按理来说澹台殿冷清寂静,连宫女太监都没几个,也不知是谁看了个正着,将陈轻央把天子关在门外的消息传的绘声绘色,更有甚者添油加醋指到这其中的不敬之意。
消息传到仁寿宫,太后正因九公主一事而满心欢喜,一听这话,脸上的笑容瞬间凝固,转为滔天怒火。
“放肆!简直是反了天了!”太后猛地拍案而起,气得浑身发抖,“一个罪女,竟敢将天子关在门外!哀家倒要看看,是谁给了她这么大的胆子!”
“摆驾澹台殿!哀家今日若不处置了她,这宫里便再无规矩可言!”
当太后带着大批人马怒气冲冲地赶到澹台殿时,却见殿内灯火通明,而那个她恨之入骨的女人——崔同玉,正悠闲地坐在主位上品茶。
“陈轻央!你给哀家滚出来!”太后厉声喝道。
陈轻央从内殿缓缓走出,神色平静,仿佛没看到太后眼中的杀意。
“太后娘娘好大的火气。”崔同玉放下茶盏,慢悠悠地开口,视线却落在陈轻央身上,带着一丝审视的趣味,没想到今夜有好戏登台。
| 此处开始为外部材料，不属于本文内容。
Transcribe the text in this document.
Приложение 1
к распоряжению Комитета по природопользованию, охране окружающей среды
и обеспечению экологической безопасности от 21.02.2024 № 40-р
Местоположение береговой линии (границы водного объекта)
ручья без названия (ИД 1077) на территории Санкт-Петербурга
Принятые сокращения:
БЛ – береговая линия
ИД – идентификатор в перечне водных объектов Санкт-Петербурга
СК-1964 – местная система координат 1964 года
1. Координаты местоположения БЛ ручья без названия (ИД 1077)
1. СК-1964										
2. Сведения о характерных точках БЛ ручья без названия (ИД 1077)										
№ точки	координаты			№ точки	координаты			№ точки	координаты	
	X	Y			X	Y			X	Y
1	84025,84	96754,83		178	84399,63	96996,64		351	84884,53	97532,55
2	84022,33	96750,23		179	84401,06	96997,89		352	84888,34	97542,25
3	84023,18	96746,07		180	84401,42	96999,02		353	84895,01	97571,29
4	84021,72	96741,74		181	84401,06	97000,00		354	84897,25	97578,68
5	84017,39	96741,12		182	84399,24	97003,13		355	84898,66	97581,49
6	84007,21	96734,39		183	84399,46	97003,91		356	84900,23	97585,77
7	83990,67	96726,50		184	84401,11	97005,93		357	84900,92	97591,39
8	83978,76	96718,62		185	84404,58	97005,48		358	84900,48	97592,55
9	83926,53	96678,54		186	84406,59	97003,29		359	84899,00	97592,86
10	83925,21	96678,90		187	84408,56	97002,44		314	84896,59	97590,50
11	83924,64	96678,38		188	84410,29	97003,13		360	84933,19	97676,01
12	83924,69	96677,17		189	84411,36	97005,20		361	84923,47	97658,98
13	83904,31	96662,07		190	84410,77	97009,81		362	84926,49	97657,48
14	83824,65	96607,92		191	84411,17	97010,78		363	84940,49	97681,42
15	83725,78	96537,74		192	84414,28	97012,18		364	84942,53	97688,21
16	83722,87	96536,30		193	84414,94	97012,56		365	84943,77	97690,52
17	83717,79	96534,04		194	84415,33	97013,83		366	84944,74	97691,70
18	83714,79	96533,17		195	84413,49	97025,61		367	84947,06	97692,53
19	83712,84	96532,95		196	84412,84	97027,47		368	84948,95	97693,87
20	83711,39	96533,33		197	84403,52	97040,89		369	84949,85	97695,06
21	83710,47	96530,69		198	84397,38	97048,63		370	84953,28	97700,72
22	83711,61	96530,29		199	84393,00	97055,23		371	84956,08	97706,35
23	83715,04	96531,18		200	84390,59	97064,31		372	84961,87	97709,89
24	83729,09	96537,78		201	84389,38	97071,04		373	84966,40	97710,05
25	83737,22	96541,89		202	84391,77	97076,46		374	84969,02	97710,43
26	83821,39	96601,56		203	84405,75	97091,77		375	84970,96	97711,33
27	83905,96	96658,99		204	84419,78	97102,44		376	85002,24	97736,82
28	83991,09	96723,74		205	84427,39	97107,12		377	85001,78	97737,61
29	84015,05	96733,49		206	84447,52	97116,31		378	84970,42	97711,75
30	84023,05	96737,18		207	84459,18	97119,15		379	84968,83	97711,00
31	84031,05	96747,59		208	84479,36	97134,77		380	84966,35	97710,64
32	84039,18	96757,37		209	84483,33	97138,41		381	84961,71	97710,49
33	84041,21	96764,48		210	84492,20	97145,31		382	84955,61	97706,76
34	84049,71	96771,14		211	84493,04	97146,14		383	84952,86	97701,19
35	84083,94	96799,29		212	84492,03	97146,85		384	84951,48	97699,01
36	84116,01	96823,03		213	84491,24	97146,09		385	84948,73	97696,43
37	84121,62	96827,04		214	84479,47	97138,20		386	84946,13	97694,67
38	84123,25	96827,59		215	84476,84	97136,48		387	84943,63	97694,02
太后懒得与她废话,直指陈轻央,“来人!将这个藐视天子、大逆不道的罪女给哀家拖出去,杖毙!”
太后今日听进了陈芳茹的话,陈轻央这些年藏的这样深,留着便是祸害,如今送上门的机会她不可能放过!
侍卫们闻声上前,气氛瞬间剑拔弩张。
崔同玉却依旧稳坐不动,唇角甚至噙着一抹若有似无的笑意,她就是要看看,陈轻央要如何应对。她要磨掉她所有的棱角和依靠,让她只能依附自己。
陈轻央的目光从崔同玉脸上扫过,随即转向盛怒的太后,语气平淡却极具挑衅。